Но хотя время вернулось вспять, благословенный мрак улетучился. На этот раз, хотя время вернулось вспять, он не только желает Колин счастливого праздника Святого Пэдди, но и рассказывает ей анекдот о ямайском проктологе. Он выходит… его будущее «я», ноябрьское «я», засело в мартовской голове, как «заяц» в пароходном трюме. Его будущее «я» слышит, как мартовское «я» думает:
Что за чудесный денек выдался…
А тем временем ноги несут его в Кембридж, навстречу судьбе. Он пытается объяснить мартовскому «я», что это ужасная идея, чудовищно ужасная идея, и что можно избежать недель и месяцев невыносимых терзаний, остановив автобус или такси, но не способен донести эту мысль до сознания мартовского «я». Возможно, все фантастические рассказы о путешествиях во времени, прочитанные в детстве, верно утверждали: нельзя изменить прошлое, как бы ты ни пытался.
Он переходит мост через реку Чарлз, и хотя ветер довольно холодный, все же наслаждается весенним солнышком и ослепительными бликами на воде. Потом поет куплет из «Вот и солнце» и вновь переходит на песенку «Пойнтерз систерз»: «Да-да, мы можем-можем, Господь небесный…» И размахивает в такт портфелем.
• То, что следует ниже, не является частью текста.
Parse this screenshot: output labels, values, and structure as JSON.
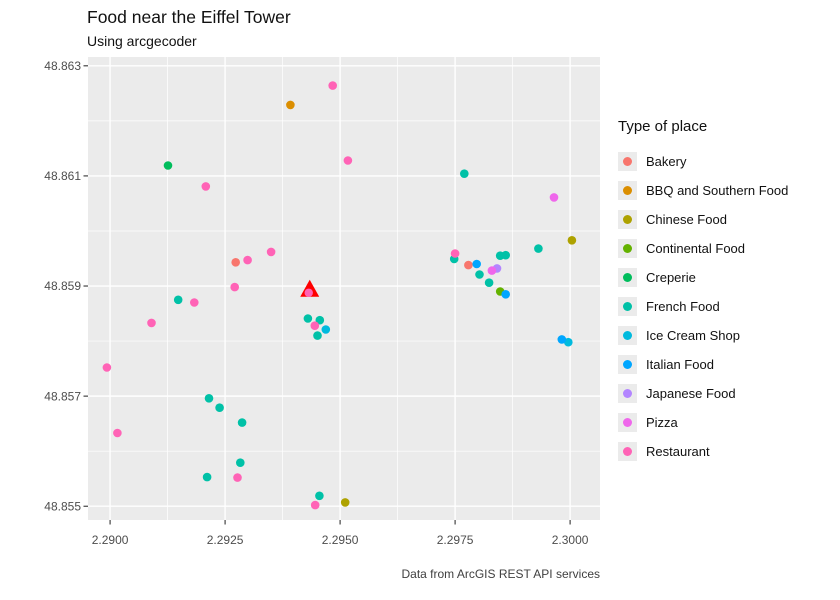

В портфеле сандвич. Яичный салат. М-м-м, сказал Генри. ДДДТ, сказал Генри.
А вот и саксофонист, и какой сюрприз: стоит не в конце Массачусетс-авеню-бридж, а дальше, у кампуса МТИ, перед одним из этих убогих индийских ресторанчиков.
Бритоголовый дрожит от холода, усеянный порезами скальп позволяет предположить, что парикмахер из него никудышный. Манера исполнения позволяет также предположить, что и саксофонист из него далеко не ахти. Уж лучше бы стал столяром, актером, террористом, кем угодно, только не музыкантом. Джоунси настолько его жаль, что он бросает в футляр, выстланный потертым фиолетовым бархатом, не четвертак, как раньше, а целую пригоршню мелочи: вот уж действительно «эти глупости». Он винит в собственной сентиментальности первый теплый денек после длинной зимы и так удачно обернувшийся разговор с Дефаньяком.
Саксофонист закатывает глаза в знак благодарности, продолжая выдувать пронзительные звуки. Джоунси вспоминает очередную шутку: «Как вы назовете саксофониста с кредитной карточкой в кармане?» — «Оптимистом».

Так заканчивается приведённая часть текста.